- Interactive map of the 5151 East Broadway area
- Former names: Great Western Bank Building

General information
- Location: Tucson, Arizona, 5151 E Broadway Blvd
- Groundbreaking: June 8, 1973
- Opened: 1975

Height
- Height: 200 Feet

Technical details
- Floor count: 16
- Floor area: 261,000 Square feet

Design and construction
- Architects: Mascarella, Merry & Associates
- Developer: Philip Wise, Joseph Cesare
- Main contractor: M. M. Sundt Construction Company

= 5151 East Broadway =

Commercial office building in Tucson, Arizona

5151 East Broadway (5151 E Broadway Blvd, Tucson, AZ) is the largest commercial office building in Tucson, Arizona. It was completed in 1975.

==History==
Formerly known as the Great Western Bank Building, construction on the building began on June 8 of 1973. Developed by Philip Wise of New York and Tucson's Joseph Cesare, president of the Broadway Reality and Trust Co. of Tucson, the property cost more than $5 million to create. The building was designed by Mascarella, Merry & Associates and built by the M. M. Sundt Construction Company. By the year 1975, tenants of the new Great Western Bank Building were moving their businesses in.
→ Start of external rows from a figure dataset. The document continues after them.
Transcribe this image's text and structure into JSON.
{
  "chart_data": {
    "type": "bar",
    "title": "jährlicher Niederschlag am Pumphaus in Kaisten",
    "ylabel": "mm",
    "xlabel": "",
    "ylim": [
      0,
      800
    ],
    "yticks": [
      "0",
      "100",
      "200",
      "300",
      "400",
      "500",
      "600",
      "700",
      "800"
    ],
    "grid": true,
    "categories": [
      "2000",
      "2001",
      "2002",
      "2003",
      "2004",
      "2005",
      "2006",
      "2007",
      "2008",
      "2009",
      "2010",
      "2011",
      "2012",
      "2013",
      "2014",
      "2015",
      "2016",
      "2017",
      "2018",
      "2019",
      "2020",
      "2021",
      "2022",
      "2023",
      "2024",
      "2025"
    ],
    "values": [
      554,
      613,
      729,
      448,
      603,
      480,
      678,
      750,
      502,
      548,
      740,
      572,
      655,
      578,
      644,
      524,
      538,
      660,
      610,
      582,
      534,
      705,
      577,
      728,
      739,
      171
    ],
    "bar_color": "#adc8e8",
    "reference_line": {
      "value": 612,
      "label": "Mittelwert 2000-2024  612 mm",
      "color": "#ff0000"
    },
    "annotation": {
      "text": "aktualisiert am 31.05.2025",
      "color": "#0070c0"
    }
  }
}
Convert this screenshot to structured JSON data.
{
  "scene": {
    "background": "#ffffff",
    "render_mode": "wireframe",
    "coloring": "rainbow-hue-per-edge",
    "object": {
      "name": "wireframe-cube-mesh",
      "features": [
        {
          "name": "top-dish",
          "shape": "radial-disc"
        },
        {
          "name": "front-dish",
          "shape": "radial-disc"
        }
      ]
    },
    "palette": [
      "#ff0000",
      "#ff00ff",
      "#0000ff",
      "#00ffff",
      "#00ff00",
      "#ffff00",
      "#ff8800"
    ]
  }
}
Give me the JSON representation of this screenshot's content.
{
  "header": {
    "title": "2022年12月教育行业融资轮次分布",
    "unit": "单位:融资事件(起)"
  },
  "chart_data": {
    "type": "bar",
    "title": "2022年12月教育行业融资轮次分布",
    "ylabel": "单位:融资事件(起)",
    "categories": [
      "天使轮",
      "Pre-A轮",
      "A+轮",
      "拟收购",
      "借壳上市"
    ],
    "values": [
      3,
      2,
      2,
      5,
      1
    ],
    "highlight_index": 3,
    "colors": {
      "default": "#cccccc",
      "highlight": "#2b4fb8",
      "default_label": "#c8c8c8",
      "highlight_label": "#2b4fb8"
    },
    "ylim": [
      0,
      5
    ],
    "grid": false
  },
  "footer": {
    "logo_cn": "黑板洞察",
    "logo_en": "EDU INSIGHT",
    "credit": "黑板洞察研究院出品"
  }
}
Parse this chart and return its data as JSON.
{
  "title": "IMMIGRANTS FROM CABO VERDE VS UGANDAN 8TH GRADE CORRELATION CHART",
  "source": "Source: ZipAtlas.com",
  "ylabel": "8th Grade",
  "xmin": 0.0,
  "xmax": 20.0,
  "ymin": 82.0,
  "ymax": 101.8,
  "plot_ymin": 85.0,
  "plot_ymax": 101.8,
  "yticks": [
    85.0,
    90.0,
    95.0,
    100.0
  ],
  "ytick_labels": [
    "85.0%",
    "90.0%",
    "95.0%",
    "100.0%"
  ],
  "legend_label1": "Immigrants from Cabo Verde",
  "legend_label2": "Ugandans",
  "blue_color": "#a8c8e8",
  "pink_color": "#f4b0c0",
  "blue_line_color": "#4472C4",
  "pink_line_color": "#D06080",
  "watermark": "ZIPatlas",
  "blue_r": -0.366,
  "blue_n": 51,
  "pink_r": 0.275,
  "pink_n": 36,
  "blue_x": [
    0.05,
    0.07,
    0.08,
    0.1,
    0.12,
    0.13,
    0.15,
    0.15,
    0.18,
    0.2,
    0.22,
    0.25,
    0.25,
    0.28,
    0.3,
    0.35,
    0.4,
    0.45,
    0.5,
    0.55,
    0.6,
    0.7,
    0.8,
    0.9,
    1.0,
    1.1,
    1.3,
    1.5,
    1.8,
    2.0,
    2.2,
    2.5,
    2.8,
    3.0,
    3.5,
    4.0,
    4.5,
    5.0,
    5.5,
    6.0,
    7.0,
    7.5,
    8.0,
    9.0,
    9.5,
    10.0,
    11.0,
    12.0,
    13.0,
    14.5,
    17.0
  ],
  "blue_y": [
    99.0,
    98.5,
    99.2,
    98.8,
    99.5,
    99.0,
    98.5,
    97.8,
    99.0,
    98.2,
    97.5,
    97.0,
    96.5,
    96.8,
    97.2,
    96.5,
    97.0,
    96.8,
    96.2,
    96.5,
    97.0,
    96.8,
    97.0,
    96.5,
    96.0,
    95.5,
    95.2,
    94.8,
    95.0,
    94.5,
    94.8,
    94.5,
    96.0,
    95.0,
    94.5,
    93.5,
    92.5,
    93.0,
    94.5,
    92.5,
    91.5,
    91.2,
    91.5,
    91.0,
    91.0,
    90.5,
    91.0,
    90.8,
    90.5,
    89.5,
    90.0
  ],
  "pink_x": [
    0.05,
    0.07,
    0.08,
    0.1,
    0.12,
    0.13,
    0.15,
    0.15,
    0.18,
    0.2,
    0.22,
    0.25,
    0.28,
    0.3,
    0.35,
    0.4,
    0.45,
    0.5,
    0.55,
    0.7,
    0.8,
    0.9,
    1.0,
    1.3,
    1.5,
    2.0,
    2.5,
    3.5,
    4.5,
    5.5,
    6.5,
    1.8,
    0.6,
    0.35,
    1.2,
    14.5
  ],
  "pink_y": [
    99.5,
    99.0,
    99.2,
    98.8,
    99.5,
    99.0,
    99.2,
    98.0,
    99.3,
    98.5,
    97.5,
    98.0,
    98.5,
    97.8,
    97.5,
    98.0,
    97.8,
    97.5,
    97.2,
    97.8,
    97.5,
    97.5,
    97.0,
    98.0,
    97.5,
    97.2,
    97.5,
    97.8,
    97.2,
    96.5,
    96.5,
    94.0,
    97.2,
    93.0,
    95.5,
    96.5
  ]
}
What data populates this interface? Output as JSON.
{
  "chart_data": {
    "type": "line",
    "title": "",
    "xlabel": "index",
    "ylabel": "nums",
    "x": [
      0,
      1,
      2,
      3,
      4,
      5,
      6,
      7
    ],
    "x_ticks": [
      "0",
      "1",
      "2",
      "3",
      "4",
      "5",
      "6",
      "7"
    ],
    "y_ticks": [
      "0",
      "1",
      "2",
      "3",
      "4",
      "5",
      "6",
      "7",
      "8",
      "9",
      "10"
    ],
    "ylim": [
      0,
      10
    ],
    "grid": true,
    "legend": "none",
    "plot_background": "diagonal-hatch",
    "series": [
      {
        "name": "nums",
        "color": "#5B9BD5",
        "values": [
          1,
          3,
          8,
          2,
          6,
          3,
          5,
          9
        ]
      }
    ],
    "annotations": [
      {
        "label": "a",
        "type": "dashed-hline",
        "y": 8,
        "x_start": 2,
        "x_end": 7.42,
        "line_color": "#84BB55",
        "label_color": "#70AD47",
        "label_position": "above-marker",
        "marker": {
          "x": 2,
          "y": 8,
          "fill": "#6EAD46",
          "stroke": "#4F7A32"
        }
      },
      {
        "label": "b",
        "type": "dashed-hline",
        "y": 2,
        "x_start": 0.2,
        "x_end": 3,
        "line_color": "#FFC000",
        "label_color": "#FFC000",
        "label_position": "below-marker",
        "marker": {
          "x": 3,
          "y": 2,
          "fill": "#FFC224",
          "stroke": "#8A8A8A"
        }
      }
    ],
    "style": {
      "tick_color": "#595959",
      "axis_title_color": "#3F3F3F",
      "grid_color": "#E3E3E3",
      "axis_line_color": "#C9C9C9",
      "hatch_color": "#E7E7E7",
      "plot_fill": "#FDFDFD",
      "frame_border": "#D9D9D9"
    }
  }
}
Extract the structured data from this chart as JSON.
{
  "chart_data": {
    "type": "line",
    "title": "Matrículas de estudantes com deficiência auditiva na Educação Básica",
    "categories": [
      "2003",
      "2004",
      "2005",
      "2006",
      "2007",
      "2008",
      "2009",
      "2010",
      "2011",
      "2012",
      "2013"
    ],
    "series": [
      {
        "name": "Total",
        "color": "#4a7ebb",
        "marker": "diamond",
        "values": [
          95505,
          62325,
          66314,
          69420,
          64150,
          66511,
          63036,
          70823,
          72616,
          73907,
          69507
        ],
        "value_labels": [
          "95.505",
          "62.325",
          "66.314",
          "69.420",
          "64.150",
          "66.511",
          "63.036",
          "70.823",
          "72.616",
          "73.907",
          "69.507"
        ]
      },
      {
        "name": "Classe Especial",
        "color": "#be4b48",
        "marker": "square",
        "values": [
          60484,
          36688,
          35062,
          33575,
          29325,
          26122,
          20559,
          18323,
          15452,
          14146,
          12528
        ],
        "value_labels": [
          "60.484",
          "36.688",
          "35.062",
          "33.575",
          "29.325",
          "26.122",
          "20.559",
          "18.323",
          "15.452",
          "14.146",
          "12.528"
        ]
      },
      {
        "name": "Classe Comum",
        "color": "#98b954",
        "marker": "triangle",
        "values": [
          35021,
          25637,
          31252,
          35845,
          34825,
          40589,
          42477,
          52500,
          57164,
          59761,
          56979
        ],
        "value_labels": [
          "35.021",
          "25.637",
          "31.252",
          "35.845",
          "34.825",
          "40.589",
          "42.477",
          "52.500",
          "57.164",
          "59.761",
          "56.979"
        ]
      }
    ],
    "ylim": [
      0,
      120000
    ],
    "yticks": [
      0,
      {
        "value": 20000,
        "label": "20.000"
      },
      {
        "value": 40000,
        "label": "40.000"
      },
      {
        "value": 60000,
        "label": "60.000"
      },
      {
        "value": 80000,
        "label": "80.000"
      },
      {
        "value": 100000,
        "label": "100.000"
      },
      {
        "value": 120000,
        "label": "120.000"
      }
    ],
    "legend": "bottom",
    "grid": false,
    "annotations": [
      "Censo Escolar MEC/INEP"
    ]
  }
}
At 261,000 Square feet and 16 stories high, the building was sold to Seldin Real Estate, Inc under the moniker Kent Circle Partners in 2009 and is currently being managed by Picor Commercial Real Estate Services.

Since completion, major interior renovations include the installation of energy efficient appliances, new HVAC systems, and the front lobby was renovated in 2006 with input from Rob Paulus Architects, Industrial Designer Kevin Mills and Caylor Construction.

In 2009, Tucson College signed a 10-year lease with 5151 to aid the expansion of their growing school. Konica Minolta also signed on to be a tenant on the ground floor of the building. A separate area was constructed on one level of 5151 specifically for Tucson College and Konica Minolta.

5151 E. Broadway has recently completed a multimillion-dollar renovation project. The installation of contemporary elevator cabs – including a state-of-the-art modernization program optimizing travel times - is one of a few of its kind in the state of Arizona.

==Events==
"Climb for the Fallen" is a yearly charity event that occurs in early September at 5151. The event pays tribute to fallen firefighters and police enforcement officers that lost their lives on September 11. Firefighters climb the 17 stories of 5151 a total of seven times in full gear.

The climb started as a way to give back to the families of fallen 343 FDNY Firefighters and the 70 Law Enforcement Officers that lost their lives at the World Trade Center in 2001. However, Climb for the Fallen has grown into an event that also helps local fire stations and the funding of multiple support programs. Each firefighter gives a donation to participate and 100 percent of donations go to helping the families of fallen firefighters and Climb for the Fallen.

The Girl Scouts of Southern Arizona held five annual "Over The Edge" special events at the commercial office tower. The event raised nearly $500,000, between 2015 and 2019.

Tucson Jazz Institute, talented high school student musicians, performed holiday concerts in 2017 and 2019.

==Overview==

On site amenities include on-site management, a mini market, fitness center, coffee counter and lobby for private events.In addition, companies such as Intelligent office & Tucson Batteries & Roadside Assistance have been established on the 16th floor of the building.

The building also has underground and above-ground parking with a ratio of 5:1,000. Located on the corner of Broadway and Rosemont, 5151 is close to shops, restaurants, movie theaters and other businesses. The total rentable square feet is 247,075. Minimum Divisible leasing size is 600 square feet, while the Maximum Contiguous is 13,686 square feet. The entire lot, including parking, is 352,836 square feet.